NEW YORK - Acadia Pharmaceuticals Inc said on Tuesday its experimental drug for psychosis related to Parkinson's disease failed to meet its primary goal in a late-stage trial, sending its shares down 70 percent.

The drug, pimavanserin, which is being co-developed with Canada's Biovail Corp, failed to significantly cut psychotic episodes, such as hallucinations and delusions, compared to a placebo.

The steep drop in Acadia shares illustrates the risks in biotech investing, after several high-profile clinical successes this year have sent shares of several companies soaring.

As of Monday, shares of Acadia had run up nearly sixfold to $5.84 since late April on hopes for pimavanserin. They fell to $1.73 in premarket trading on Tuesday. New York-traded shares of Biovail were unchanged.

An estimated 600,000 of the 1.5 million Americans with Parkinson's disease are prone to psychotic episodes, according to Acadia. Parkinson's is a progressive neurological condition that causes tremors and other motor problems.

Patients in the 298-patient trial who were taking pimavanserin showed improvement in psychosis measures, but the difference was not statistically significant. Acadia said the lack of a significant difference was primarily due to the larger-than-expected improvement in patients taking the placebo.

The trial did reach a secondary goal related to motor function. Acadia said it was continuing with a second Phase III clinical trial with pimavanserin in patients with Parkinson's disease psychosis.

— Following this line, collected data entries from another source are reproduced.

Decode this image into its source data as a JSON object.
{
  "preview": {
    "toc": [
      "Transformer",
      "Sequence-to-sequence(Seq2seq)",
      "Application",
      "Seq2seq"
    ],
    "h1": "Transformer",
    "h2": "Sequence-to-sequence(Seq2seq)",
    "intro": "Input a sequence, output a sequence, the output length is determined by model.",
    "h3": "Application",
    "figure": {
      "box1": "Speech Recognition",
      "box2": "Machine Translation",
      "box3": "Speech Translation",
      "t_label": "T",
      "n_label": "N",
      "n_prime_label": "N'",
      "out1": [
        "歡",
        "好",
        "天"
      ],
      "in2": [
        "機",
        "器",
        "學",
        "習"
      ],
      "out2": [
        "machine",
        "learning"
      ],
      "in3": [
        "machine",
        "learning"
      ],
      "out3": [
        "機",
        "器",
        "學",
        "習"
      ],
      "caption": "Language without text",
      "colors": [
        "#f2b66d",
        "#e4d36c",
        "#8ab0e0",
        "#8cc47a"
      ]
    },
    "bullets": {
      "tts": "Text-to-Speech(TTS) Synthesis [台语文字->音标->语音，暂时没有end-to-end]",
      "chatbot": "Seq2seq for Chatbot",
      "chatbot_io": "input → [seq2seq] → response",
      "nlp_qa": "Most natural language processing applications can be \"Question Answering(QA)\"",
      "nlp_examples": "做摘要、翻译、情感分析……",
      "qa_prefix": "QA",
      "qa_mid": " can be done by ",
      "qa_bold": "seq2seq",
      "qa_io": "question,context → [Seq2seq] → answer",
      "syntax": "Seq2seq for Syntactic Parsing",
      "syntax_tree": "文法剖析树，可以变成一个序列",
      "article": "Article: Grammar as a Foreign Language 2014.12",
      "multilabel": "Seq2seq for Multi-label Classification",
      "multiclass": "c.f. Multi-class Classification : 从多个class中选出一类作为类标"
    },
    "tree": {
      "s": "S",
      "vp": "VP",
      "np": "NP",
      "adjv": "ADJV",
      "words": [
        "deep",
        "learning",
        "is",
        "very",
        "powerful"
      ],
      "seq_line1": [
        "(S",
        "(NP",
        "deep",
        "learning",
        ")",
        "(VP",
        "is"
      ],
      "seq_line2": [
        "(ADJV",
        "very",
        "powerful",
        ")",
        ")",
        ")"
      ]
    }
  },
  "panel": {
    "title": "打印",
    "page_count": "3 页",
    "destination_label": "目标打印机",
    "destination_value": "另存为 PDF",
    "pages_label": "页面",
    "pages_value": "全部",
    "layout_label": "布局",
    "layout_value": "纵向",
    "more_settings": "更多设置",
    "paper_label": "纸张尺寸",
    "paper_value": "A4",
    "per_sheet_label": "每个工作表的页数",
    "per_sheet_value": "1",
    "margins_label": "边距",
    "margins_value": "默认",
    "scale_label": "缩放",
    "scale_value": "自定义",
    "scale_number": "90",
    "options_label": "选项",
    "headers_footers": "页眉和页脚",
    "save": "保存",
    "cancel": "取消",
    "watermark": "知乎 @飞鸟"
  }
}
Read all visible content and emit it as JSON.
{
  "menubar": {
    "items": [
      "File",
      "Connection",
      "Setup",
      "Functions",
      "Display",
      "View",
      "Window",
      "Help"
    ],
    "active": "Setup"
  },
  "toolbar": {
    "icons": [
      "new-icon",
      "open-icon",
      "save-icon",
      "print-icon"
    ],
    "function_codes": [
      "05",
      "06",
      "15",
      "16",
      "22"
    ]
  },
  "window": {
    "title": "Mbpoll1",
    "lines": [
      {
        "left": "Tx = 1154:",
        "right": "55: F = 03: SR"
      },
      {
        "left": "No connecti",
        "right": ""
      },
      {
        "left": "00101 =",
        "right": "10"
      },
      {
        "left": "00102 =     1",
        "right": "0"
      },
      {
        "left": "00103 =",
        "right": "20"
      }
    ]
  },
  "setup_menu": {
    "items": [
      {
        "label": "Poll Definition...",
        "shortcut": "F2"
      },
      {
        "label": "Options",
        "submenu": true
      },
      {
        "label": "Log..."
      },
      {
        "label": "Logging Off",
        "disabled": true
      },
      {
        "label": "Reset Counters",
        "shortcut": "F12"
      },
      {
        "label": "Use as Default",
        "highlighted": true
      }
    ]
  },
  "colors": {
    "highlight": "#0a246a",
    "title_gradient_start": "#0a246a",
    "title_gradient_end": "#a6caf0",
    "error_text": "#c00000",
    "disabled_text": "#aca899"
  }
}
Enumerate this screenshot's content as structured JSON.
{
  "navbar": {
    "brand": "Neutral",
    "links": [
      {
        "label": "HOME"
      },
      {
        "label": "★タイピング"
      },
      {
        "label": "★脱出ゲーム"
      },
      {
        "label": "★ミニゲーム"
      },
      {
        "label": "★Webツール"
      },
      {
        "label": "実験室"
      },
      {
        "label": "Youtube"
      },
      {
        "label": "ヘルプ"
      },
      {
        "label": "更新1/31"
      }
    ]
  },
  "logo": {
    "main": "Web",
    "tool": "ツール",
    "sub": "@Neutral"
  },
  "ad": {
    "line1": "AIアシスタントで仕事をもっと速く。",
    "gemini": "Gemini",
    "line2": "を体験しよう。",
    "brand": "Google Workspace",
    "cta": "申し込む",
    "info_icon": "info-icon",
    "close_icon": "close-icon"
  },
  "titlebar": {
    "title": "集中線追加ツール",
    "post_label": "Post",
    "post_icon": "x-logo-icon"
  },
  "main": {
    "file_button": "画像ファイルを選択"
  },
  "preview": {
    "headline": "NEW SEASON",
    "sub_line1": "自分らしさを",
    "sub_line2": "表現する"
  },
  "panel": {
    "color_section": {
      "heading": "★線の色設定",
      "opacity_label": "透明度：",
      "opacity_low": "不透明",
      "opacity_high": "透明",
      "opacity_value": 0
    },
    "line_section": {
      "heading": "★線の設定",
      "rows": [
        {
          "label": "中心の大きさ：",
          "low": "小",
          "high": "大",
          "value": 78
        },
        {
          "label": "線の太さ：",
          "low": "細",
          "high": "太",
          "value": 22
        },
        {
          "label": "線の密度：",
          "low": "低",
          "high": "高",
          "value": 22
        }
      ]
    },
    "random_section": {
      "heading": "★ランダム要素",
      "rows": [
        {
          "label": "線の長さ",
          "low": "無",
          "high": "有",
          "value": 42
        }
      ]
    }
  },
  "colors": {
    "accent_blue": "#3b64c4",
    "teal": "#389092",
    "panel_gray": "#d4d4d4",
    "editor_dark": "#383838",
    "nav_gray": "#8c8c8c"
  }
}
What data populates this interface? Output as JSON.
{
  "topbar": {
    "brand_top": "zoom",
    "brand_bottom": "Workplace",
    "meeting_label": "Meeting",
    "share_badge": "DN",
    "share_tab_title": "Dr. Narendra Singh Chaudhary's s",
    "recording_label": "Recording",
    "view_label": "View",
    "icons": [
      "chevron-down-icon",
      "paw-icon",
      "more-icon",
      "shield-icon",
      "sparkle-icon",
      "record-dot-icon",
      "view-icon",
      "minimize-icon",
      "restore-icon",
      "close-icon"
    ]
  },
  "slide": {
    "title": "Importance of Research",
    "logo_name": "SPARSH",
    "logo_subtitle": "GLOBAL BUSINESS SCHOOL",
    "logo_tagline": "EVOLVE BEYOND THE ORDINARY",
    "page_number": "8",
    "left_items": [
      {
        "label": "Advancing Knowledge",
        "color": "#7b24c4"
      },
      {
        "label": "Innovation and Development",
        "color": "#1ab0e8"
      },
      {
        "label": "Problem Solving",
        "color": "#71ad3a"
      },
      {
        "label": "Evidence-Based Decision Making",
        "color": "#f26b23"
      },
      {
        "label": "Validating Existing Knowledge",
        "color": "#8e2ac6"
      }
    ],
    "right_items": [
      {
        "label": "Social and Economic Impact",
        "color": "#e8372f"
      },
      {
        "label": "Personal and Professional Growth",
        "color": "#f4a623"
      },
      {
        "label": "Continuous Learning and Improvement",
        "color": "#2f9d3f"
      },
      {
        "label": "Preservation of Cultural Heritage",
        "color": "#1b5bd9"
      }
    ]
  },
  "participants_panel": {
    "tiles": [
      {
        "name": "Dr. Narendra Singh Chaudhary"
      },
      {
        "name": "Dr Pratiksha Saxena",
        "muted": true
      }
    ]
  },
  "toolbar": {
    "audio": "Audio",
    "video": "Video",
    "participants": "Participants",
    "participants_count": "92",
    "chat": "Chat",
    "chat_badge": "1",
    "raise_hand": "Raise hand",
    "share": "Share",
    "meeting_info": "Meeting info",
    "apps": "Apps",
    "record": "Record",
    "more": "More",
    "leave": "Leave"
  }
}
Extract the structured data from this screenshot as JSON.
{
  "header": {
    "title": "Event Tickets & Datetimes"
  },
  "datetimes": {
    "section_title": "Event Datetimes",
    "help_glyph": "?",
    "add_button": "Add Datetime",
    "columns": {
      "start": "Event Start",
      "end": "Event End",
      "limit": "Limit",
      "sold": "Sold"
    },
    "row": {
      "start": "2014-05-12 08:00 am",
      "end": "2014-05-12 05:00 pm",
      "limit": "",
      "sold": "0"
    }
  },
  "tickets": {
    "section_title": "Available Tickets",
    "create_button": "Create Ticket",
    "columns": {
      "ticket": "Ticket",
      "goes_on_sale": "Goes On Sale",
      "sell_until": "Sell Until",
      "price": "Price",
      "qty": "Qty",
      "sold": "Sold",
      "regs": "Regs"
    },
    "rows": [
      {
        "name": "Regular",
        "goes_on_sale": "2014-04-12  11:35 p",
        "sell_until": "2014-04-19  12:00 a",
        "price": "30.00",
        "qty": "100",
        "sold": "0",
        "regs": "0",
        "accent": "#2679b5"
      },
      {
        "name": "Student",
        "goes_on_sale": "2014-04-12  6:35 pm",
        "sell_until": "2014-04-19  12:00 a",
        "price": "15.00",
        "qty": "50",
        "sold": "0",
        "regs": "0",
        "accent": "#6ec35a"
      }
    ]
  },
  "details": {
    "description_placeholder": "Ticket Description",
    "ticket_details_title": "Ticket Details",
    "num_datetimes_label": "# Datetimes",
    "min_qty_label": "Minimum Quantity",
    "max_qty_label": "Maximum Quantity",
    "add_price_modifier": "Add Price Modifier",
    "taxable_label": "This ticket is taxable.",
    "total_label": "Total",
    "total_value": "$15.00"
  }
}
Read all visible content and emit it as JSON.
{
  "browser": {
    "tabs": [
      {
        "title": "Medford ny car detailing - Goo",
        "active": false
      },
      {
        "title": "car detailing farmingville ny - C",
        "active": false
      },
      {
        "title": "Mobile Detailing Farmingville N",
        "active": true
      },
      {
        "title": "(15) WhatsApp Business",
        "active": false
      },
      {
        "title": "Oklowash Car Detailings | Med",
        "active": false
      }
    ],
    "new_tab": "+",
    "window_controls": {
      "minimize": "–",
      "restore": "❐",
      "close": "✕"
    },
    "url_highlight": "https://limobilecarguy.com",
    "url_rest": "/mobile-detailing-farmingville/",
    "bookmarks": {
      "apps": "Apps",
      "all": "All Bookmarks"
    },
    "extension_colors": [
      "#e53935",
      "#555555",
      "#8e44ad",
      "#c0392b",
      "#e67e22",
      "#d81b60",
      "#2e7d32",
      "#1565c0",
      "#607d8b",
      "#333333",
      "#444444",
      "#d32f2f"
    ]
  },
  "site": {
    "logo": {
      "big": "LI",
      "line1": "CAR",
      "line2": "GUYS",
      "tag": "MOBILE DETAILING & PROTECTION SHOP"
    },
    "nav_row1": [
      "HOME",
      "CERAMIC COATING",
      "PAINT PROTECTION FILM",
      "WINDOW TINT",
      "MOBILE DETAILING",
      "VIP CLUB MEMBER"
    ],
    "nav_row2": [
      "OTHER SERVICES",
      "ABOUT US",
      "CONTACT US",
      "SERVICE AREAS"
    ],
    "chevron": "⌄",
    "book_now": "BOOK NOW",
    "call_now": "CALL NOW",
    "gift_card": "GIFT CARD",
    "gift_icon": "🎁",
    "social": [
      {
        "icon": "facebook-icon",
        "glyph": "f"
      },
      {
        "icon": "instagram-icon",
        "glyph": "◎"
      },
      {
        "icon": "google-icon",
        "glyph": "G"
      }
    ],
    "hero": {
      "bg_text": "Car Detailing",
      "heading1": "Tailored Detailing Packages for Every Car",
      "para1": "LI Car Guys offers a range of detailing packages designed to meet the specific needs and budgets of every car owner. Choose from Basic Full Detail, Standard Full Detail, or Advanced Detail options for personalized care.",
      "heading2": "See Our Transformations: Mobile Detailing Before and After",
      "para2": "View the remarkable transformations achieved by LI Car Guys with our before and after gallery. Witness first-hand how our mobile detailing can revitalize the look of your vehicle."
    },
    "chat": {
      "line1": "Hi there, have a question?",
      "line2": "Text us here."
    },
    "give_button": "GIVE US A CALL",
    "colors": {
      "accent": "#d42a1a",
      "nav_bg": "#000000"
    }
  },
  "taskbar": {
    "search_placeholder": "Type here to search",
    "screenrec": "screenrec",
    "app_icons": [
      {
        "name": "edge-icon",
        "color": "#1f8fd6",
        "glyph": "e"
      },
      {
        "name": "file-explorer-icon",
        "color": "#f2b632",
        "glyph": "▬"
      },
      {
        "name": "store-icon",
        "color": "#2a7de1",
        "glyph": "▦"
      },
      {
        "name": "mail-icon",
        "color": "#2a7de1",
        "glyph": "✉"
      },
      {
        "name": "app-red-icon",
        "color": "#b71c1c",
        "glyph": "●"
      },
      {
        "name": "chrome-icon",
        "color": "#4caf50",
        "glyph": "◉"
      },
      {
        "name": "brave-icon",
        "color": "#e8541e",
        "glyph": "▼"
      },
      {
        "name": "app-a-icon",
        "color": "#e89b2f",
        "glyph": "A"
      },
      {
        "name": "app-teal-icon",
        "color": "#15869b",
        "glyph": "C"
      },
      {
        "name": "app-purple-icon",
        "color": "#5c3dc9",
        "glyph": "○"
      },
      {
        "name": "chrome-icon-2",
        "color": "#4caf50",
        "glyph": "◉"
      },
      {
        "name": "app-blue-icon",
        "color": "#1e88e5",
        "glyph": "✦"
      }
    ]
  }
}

While we obviously are disappointed with the results of this Phase III study, we continue to believe in the potential of pimavanserin based on our clinical experience to date, Acadia Chief Executive Officer Uli Hacksell said in a statement.

In an interview with Reuters last month, Hacksell said pimavanserin could fetch far bigger sales if it is eventually approved to treat other types of psychosis, including psychosis that often accompanies Alzheimer's disease.

Biovail, Canada's biggest publicly traded pharmaceutical company, last year announced a shift in its focus to central nervous system treatments and away from controlled-release products.

Since then, it has made a string of acquisitions and licensing deals, including the co-development deal struck with Acadia in May.

Biovail CEO Bill Wells said the company would evaluate the data with Acadia over the next several weeks before deciding on next steps. (Reporting by Lewis Krauskopf; additional reporting by Shailesh Kuber in Bangalore and Scott Anderson in Toronto; Editing by Anne Pallivathuckal; Editing by Derek Caney)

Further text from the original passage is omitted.